The Interoperable Europe Act introduces:
- A structured EU cooperation where public administrations, supported by public and private actors, come together in the framework of projects co-owned by Member States, as well as regions and cities.
- Mandatory assessments to evaluate the impact of changes in information technology (IT) systems on cross-border interoperability in the EU.
- The sharing and reuse of solutions, often open source, powered by an ‘Interoperable Europe Portal’ – a one-stop-shop for solutions and community cooperation.
- Innovation and support measures, including regulatory sandboxes for policy experimentation, GovTech projects to develop and scale up solutions for reuse, and training support.
The future interoperability cooperation framework will be steered by the Interoperable Europe Board. The Board will be composed of representatives from the EU Member States, the Commission, the Committee of the Regions and the European Economic and Social Committee. Amongst others, the Board will have the mandate to agree on common reusable resources, support and innovation measures and update the European Interoperability Framework (EIF). The EIF is Europe’s widely recognised conceptual model for interoperability.

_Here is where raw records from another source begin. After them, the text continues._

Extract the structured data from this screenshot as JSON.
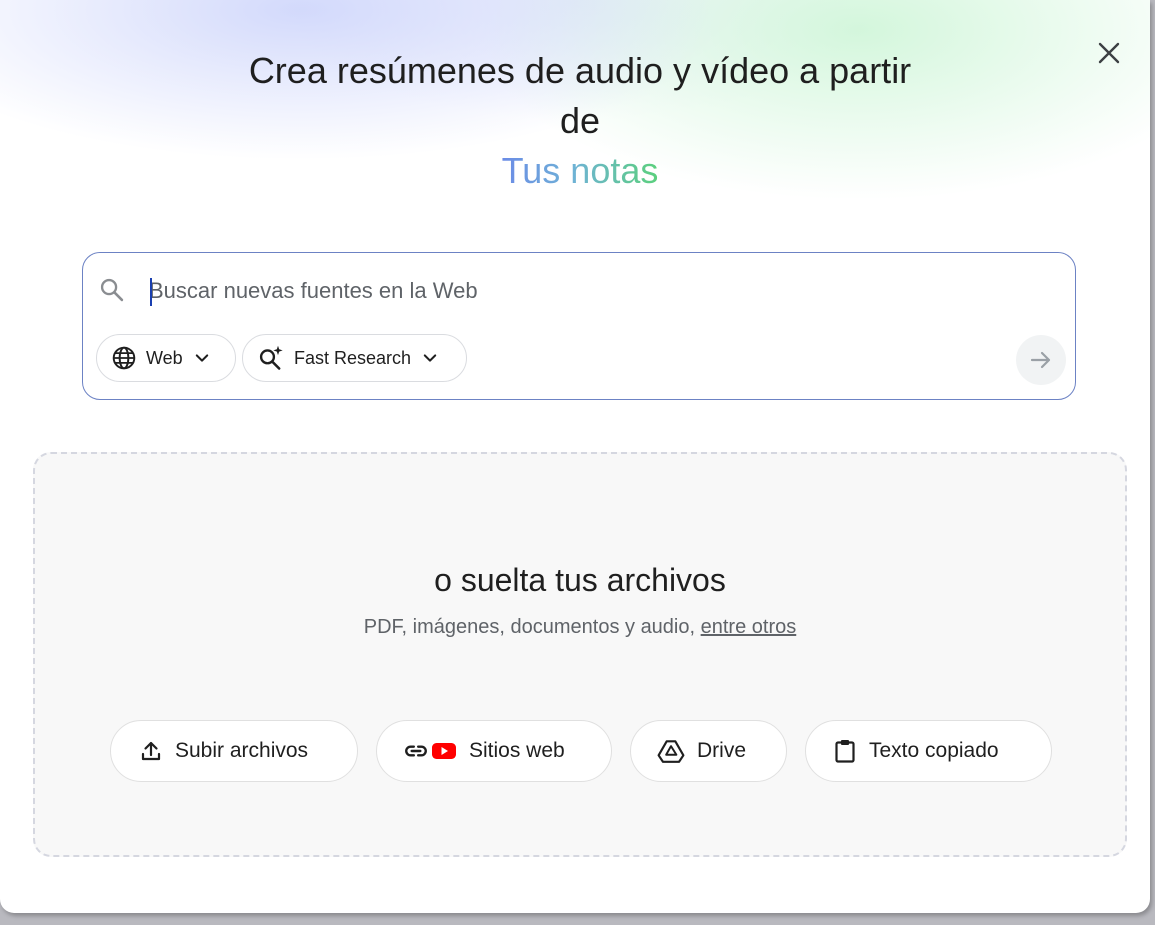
{
  "dialog": {
    "heading_line1": "Crea resúmenes de audio y vídeo a partir",
    "heading_line2": "de",
    "heading_accent": "Tus notas"
  },
  "search": {
    "placeholder": "Buscar nuevas fuentes en la Web",
    "source_chip_label": "Web",
    "mode_chip_label": "Fast Research"
  },
  "dropzone": {
    "title": "o suelta tus archivos",
    "subtitle": "PDF, imágenes, documentos y audio,",
    "subtitle_link": "entre otros"
  },
  "sources": [
    {
      "label": "Subir archivos",
      "icon": "upload-icon"
    },
    {
      "label": "Sitios web",
      "icon": "link-youtube-icon"
    },
    {
      "label": "Drive",
      "icon": "drive-icon"
    },
    {
      "label": "Texto copiado",
      "icon": "clipboard-icon"
    }
  ],
  "colors": {
    "accent_start": "#6b8ce6",
    "accent_end": "#5bd07d",
    "search_border": "#6c82c4",
    "youtube_red": "#ff0000"
  }
}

The Interoperable Europe Community that will support the Board brings together a broad set of interested practitioners and experts, for instance, from GovTech companies, the Open Source community, regions and cities across the EU to help implement new solutions.
The Digital Europe Programme will be the primary funding instrument for implementing the Interoperable Europe Act.
Background
Essentially, interoperability is about achieving common goals together, despite organisational or geographical distance between actors. Public sector interoperability represents the ability of administrations to cooperate and make public services function across borders, sectors and organisational boundaries. It saves time and costs for citizens and businesses by improving their interactions with administrations. The fight against Covid-19 serves as a great example of effective interoperability. Thanks to interoperability, the creation of the EU Digital COVID Certificate facilitated cross-border travel in the EU during the pandemic.
Interoperable digital public services are essential for building the digital single market. Apart from the economic benefits and efficiency gains, case studies show that interoperability positively affects public values, such as improving trust from citizens in their governments.
In the past years, digital government and data experts have developed wide-ranging common interoperability cooperation practices based on the current European Interoperability Framework (EIF). However, recent evaluations have exposed serious limitations of this entirely voluntary cooperation approach.
EU Member States have increasingly stressed the need to strengthen European interoperability cooperation. Among others, the ministerial declarations signed in 2017 in Tallinn and 2020 in Berlin attests to this necessity. Likewise, EU citizens participating in the Conference on the Future of Europe called to facilitate cross-border interoperability. The proposal addresses these needs.